À cela les admirateurs de mademoiselle Mars répondaient : « C’est possible, mais voyez quelle justesse inimitable de gestes ! quelle exquise gentillesse d’intention ! que de fraîcheur dans cette voix, que de finesse dans ce sourire, que de charme et que de soin dans les moindres détails de la pantomime ! »

Et personne n’apportait de contradiction. Le moyen, s’il vous plaît ?

Alors ceux qui se sentent plus immédiatement dominés par la puissance théâtrale de madame Dorval disaient que Jeanne Vaubernier, introduite dans les jardins de Louis XV sous le riche habit d’une comtesse, elle, la petite grisette à la lois si gauche et si décidée, était peut-être plus dans l’esprit de son personnage que la belle Suzanne mal déguisée en Suzon. Les enfantillages de madame Dorval ont moins de séduction peut-être que ceux de mademoiselle Mars, mais il font rire d’un rire plus franc et plus joyeux. On songe moins à l’admirer. Elle y songe si peu elle-même ! elle est si pénétrée de la situation qu’elle retrace ! elle oublie tellement l’amour-propre de la femme pour s’abandonner, ardente et généreuse qu’elle est, à la tâche enthousiaste de l’artiste !

Alors de belles femmes aux yeux bleus, au front droit et ferme, laissèrent échapper de leurs lèvres calmes et discrètes ces éloges épurés que mademoiselle Mars aime sans doute à mériter. Elles déclarèrent que le personnage de Clotilde[1] était le plus fermement tracé qui eut encore paru sur la scène moderne ; elles rappelèrent tous ces mots si solennellement vrais, toutes ces notes de l’âme si nettement attaquées et cette expression calme, profonde, ce recueillement presque religieux de la passion qui fermente, ces larmes du cœur qui ne vont pas jusqu’aux yeux, ces colères de femme outragée, toujours réprimées dans leur élan par le sentiment intérieur d’une dignité méconnue, et toutes ces nuances délicates d’une douleur immense que l’infortunée Clotilde semble impuissante à comprendre, tant elle est effrayée de la sentir. Les femmes aiment particulièrement à s’indigner des torts d’un homme envers une femme. Il semble que tout cri de détresse et d’abandon trouve un écho dans leur âme, que la plainte arrachée à tout cœur blessé rouvre une blessure du leur. Si beaucoup de femmes haïssent Clotilde à la fin du quatrième acte, beaucoup aussi, davantage peut-être, tressaillent d’une joie sympathique au spectacle de sa vengeance.

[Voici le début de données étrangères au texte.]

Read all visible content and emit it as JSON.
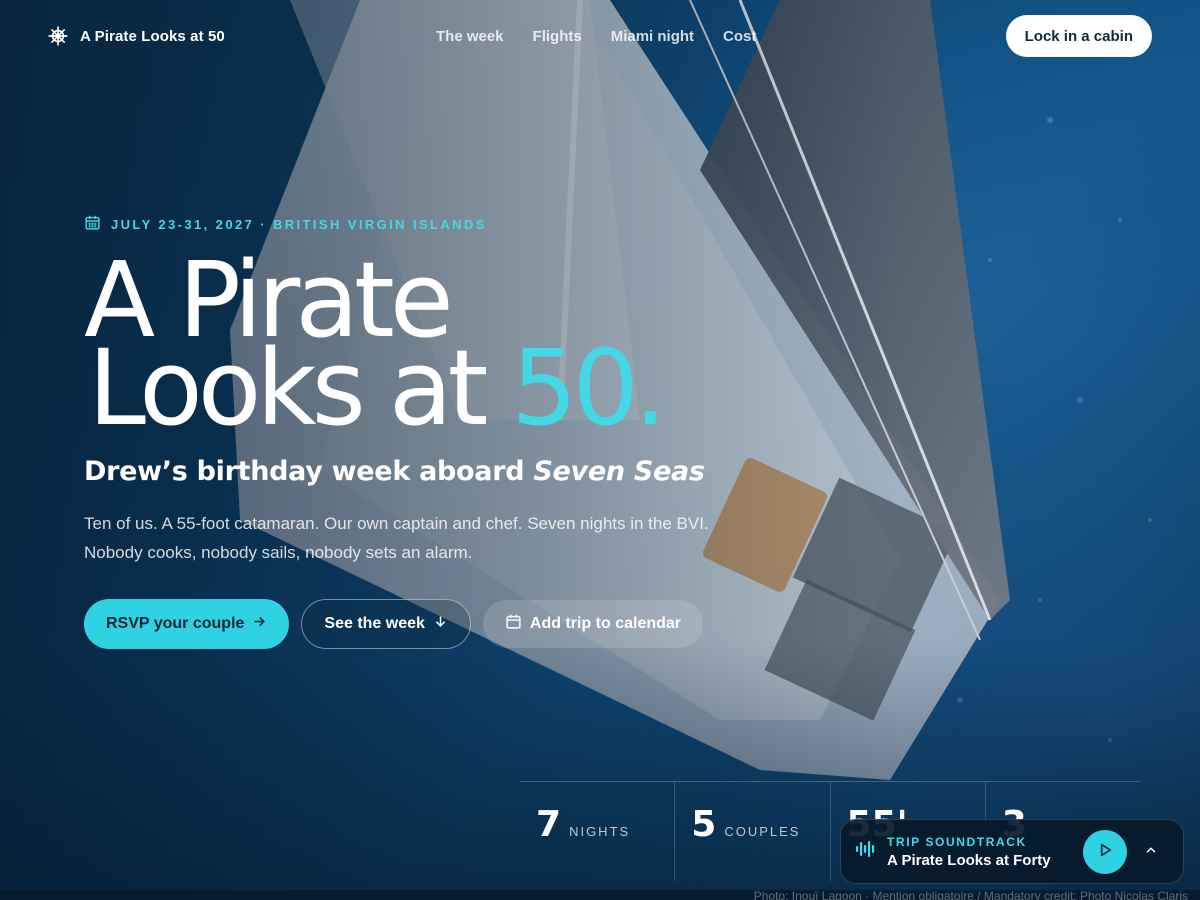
{
  "colors": {
    "accent": "#44d7e5",
    "primary_button": "#2fd2e2",
    "ocean_dark": "#0c3a5c",
    "player_bg": "#061a2a"
  },
  "nav": {
    "brand_icon": "ship-wheel-icon",
    "brand": "A Pirate Looks at 50",
    "links": [
      "The week",
      "Flights",
      "Miami night",
      "Cost"
    ],
    "cta": "Lock in a cabin"
  },
  "hero": {
    "eyebrow_icon": "calendar-icon",
    "eyebrow": "JULY 23-31, 2027 · BRITISH VIRGIN ISLANDS",
    "headline_line1": "A Pirate",
    "headline_line2_prefix": "Looks at",
    "headline_accent": "50.",
    "subhead_prefix": "Drew’s birthday week aboard",
    "subhead_boat": "Seven Seas",
    "lede": "Ten of us. A 55-foot catamaran. Our own captain and chef. Seven nights in the BVI. Nobody cooks, nobody sails, nobody sets an alarm.",
    "buttons": {
      "rsvp": "RSVP your couple",
      "rsvp_icon": "arrow-right-icon",
      "week": "See the week",
      "week_icon": "arrow-down-icon",
      "calendar": "Add trip to calendar",
      "calendar_icon": "calendar-icon"
    }
  },
  "stats": [
    {
      "value": "7",
      "label": "NIGHTS"
    },
    {
      "value": "5",
      "label": "COUPLES"
    },
    {
      "value": "55'",
      "label": ""
    },
    {
      "value": "3",
      "label": ""
    }
  ],
  "player": {
    "icon": "audio-waveform-icon",
    "kicker": "TRIP SOUNDTRACK",
    "title": "A Pirate Looks at Forty",
    "play_icon": "play-icon",
    "collapse_icon": "chevron-up-icon"
  },
  "credit": "Photo: Inouï Lagoon · Mention obligatoire / Mandatory credit: Photo Nicolas Claris"
}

Mais de jeunes femmes aux cheveux noirs, aux lèvres vermeilles et mobiles, dont les grands yeux brillaient au travers d’une humidité mélancolique, dont la parole était plus brève et l’expression plus pittoresque, répondirent à leurs pâles compagnes en refaisant à leur guise et à leur taille peut-être le personnage de Clotilde. Elles détestèrent sa délation, et cependant elles la concevaient ; elles comprenaient fort bien cette invasion soudaine et terrible du désespoir qui jette le caractère en dehors de toute pitié, de toute tendresse féminine. Mais elles ne se l’expliquaient que comme l’effet du délire, et, si elles trouvaient le délire de Clotilde assez prouvé dans la pensée de l’écrivain, elles le trouvaient incomplet dans celle de l’actrice ; elles aimaient à rendre justice à cet éclair d’emportement où mademoiselle Mars pose si bien ; mais elles insinuaient que cet état de prostration morale où tombe Clotilde un instant après son horrible effort ressemble à une extase de sublime méditation, plutôt qu’à l’accablement d’une femme tout à l’heure en démence.

Quelques hommes essayèrent de trancher la question en disant que mademoiselle Mars avait eu dans sa vie le véritable malheur d’être trop correctement belle, et de ne pouvoir jamais abjurer le caractère angélique de sa physionomie. Peut-être le masque musculaire manque-t-il chez elle de souplesse et de mobilité ; peut-être y a-t-il dans sa noble intelligence des formes trop arrêtées, un type de passion tracé sur des proportions trop systématiques, pas assez d’éclectisme et d’élasticité morale, s’il est permis de parler ainsi.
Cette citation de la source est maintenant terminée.